Jul 03, 2026

Nanozyme tags reveal where nanoparticles go in cells

A new nanozyme labeling method maps nanoparticle interactions in living cells, showing how targeting alters trafficking and could guide better nanomedicines.

(Nanowerk News) Nanoparticles are widely used in medicine to deliver drugs, genes, or imaging agents to specific parts of the body. Once a nanoparticle reaches a cell, however, many things can happen—it can reach its target; be degraded; interact with proteins that help transport it; or interact with proteins that hinder its transport.
A long-standing problem in designing nanomedicines has been to understand what happens to nanoparticles at the cellular level, but scientists have faced many challenges. For example, optical microscopy imaging techniques only provide a generalized view of nanomedicine localization.
On the other hand, proteomics approaches require cell lysis, which disrupts the natural distribution of proteins around the nanoparticle, making it difficult to understand how nanoparticles are transported within the cell.
Another method—proximity labeling—enables in situ investigation of intracellular protein–protein interactions, but it relies on genetically engineered enzyme fusion, which limits its applicability across diverse systems.
Now, a research team led by Prof. LIU Yuan and Prof. JING Ji from the Hangzhou Institute of Medicine (HIM) of the Chinese Academy of Sciences, and Prof. DAI Yunlu from the University of Macau, have developed nanozyme proximity labeling (NPL), a genetic-engineering-free strategy to map the in situ interactomes and trafficking pathways of nanoparticles in live cells.
The study was published in Proceedings of the National Academy of Sciences ("Nongenetic engineering nanozyme proximity labeling reveals subcellular in situ interactomes and trafficking pathways of nanoparticles").
The researchers used iron oxide (Fe3O4) nanoparticles with peroxidase-like activity to covalently label nearby proteins in situ. Upon activation with hydrogen peroxide, the nanozymes labeled proximal proteins within just one minute, using a mechanism similar to ascorbate peroxidase-based proximity labeling. By isolating labeled proteins and analyzing them through mass spectrometry, the researchers identified proteins that interact with the nanozyme in the native cellular environment.
Moreover, the researchers compared the in situ interactomes of mitochondria-targeted and non-targeted nanoparticles.
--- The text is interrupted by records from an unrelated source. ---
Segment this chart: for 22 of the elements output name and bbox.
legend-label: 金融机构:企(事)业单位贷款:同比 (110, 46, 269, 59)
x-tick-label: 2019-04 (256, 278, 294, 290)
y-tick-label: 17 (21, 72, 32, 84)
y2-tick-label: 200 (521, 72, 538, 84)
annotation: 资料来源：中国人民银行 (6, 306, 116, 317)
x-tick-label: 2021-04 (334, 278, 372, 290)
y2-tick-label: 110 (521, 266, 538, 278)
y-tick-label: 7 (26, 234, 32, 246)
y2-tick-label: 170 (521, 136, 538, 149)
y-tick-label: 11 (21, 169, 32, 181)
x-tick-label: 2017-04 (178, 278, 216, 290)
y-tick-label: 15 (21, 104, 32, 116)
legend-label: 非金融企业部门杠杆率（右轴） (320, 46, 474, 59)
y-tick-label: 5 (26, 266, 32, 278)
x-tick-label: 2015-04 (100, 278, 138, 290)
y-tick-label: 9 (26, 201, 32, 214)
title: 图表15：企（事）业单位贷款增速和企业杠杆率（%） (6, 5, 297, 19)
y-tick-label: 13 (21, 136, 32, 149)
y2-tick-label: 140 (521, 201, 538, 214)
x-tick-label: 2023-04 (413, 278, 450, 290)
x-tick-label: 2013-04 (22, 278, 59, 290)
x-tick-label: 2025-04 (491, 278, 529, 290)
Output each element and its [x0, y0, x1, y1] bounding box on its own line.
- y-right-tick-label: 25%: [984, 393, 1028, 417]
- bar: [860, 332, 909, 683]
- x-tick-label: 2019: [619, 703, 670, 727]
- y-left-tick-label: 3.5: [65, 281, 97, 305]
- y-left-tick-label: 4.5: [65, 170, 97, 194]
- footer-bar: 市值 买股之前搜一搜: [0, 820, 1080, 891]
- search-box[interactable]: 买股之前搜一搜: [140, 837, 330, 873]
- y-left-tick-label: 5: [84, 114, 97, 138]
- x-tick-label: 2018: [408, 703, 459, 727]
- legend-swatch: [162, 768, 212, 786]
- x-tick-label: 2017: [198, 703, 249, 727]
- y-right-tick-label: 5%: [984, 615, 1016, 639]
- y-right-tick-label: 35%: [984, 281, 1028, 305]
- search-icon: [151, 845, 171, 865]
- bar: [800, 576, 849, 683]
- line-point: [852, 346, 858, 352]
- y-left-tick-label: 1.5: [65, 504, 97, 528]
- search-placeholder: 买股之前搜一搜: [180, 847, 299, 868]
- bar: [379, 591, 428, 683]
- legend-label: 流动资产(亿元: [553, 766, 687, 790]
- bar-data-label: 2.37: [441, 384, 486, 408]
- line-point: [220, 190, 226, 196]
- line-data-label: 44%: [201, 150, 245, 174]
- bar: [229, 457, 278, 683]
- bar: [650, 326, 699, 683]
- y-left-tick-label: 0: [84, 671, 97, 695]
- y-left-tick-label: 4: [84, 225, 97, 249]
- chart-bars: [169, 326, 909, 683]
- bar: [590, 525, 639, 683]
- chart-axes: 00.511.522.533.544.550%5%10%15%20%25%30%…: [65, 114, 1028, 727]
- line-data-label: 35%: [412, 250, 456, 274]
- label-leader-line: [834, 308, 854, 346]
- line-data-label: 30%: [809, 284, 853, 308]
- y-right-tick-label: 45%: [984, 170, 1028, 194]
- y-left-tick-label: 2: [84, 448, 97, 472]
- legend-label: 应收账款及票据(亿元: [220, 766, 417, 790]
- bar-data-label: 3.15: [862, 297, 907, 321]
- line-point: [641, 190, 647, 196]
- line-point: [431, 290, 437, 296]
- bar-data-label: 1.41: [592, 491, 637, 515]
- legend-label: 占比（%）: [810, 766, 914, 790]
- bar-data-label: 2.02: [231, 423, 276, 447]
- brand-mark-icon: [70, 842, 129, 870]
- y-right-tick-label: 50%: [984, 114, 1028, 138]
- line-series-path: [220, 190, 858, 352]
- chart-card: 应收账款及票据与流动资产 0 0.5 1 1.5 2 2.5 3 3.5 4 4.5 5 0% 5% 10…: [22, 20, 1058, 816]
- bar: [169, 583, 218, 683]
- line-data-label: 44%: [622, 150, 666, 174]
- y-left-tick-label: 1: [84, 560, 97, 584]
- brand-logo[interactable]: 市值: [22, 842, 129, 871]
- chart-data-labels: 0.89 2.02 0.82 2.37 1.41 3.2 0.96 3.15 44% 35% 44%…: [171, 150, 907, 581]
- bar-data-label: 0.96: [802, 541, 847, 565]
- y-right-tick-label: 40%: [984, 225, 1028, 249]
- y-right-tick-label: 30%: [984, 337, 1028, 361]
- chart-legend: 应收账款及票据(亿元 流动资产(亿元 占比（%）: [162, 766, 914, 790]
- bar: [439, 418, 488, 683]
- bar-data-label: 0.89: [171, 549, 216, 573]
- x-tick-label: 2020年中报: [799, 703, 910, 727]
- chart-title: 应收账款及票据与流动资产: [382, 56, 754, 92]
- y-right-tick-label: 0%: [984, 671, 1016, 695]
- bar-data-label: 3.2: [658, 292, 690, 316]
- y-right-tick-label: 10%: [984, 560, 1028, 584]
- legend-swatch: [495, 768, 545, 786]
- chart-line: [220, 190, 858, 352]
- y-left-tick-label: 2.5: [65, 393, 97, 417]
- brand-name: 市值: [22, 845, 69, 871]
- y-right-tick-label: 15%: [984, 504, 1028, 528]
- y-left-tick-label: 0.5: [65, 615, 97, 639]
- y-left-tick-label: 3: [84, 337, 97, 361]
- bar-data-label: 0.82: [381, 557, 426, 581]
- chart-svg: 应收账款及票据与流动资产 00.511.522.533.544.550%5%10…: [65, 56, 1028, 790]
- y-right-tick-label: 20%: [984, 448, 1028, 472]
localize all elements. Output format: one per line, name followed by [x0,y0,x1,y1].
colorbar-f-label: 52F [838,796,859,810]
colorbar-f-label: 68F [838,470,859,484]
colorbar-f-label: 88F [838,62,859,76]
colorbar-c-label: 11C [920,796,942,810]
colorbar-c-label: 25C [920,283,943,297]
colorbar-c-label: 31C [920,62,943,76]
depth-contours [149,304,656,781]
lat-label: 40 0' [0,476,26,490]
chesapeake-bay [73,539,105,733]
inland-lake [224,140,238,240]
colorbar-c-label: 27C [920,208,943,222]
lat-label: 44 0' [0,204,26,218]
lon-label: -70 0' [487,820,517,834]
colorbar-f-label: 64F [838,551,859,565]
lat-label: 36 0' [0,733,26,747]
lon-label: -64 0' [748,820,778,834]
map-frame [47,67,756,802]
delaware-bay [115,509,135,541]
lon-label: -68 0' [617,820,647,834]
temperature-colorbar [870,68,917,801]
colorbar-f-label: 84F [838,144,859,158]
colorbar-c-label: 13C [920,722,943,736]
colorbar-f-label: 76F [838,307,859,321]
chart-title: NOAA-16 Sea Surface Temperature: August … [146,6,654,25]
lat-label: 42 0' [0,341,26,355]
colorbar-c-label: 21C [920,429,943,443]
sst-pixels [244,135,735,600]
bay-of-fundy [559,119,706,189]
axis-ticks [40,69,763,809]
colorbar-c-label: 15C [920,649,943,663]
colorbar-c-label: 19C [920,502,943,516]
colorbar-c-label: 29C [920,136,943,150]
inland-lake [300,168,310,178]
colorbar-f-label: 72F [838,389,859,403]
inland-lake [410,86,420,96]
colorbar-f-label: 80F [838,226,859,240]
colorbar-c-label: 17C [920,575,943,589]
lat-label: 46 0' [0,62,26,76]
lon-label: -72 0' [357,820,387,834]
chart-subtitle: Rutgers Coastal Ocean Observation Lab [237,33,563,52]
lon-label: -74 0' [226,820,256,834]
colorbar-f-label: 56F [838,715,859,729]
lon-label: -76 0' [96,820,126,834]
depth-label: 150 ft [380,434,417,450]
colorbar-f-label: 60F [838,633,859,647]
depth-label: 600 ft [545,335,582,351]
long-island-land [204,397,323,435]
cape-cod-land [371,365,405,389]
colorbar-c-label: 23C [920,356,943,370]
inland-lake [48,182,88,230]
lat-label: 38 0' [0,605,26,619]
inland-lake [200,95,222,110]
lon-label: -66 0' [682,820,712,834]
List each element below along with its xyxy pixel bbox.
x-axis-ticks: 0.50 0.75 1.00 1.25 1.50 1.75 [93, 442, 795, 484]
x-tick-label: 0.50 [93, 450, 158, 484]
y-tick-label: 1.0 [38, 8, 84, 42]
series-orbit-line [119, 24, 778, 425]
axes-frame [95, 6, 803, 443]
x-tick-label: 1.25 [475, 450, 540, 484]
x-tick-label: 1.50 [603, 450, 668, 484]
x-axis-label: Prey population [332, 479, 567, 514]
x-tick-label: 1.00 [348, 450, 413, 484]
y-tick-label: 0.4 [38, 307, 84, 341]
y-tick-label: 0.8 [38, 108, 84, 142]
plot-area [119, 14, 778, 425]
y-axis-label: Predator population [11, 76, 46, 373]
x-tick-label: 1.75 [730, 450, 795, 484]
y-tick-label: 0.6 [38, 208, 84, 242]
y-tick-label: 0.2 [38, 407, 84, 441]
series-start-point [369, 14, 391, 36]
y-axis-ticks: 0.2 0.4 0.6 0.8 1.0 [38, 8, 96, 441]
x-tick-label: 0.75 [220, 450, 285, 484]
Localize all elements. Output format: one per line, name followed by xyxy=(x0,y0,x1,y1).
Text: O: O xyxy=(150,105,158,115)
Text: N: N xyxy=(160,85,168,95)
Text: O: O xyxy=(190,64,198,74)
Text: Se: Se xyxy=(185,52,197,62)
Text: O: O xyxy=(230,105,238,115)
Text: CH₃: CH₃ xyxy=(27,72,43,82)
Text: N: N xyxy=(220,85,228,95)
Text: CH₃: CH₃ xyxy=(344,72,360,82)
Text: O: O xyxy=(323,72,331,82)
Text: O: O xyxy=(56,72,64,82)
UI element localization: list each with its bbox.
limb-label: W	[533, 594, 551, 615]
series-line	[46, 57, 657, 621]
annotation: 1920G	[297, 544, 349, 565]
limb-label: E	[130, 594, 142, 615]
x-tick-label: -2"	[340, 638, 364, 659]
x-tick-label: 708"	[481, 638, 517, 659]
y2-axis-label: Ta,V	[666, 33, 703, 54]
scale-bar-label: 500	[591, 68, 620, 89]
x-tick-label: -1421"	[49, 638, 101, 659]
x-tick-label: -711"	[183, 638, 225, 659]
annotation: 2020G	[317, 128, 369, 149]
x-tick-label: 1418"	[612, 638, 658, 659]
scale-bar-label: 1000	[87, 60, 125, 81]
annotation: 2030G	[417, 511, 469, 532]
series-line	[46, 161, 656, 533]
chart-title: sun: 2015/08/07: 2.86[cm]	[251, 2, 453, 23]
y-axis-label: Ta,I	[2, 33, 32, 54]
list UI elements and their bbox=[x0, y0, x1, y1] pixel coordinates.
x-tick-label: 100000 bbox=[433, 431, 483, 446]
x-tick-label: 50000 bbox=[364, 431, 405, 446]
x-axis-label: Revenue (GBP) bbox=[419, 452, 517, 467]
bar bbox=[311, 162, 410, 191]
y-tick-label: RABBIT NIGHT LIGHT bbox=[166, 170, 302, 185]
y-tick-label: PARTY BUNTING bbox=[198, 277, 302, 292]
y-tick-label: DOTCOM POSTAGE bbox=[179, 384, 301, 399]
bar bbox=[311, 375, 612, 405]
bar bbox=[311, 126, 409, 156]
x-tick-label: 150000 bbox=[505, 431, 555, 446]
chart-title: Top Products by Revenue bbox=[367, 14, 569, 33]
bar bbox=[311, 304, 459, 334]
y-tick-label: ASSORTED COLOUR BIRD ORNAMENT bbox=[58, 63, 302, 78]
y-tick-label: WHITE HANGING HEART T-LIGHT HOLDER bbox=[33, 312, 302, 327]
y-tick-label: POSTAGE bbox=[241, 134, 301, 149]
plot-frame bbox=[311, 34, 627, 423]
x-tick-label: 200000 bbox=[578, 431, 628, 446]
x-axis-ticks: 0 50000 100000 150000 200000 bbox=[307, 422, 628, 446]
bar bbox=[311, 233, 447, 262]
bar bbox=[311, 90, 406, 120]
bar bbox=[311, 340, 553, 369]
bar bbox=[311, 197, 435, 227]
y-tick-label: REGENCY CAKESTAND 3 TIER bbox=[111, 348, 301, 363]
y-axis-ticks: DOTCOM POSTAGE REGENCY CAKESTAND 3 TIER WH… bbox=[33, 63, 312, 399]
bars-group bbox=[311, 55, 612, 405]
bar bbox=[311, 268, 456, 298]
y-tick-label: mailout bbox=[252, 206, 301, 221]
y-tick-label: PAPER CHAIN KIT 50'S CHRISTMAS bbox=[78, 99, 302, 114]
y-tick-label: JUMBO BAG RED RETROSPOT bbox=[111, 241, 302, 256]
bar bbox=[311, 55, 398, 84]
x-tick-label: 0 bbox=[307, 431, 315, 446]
Mitochondria-targeted nanoparticles exhibited a 1.5fold enrichment of mitochondrial proteins and interacted with intracellular trafficking mediators that facilitated their anchorage to mitochondria. In contrast, non-targeted nanoparticles were mainly routed to lysosomal degradation pathways.
This work provides a high-resolution, in situ snapshot of how surface modifications influence the intracellular destinations of nanoparticles. The NPL strategy requires no genetic modification and can be applied to dissect nanomedicine–biological interfaces. It enables the study of diverse intracellular trafficking pathways and interaction networks, thereby providing a powerful tool for the rational design and precise optimization of nanomedicines.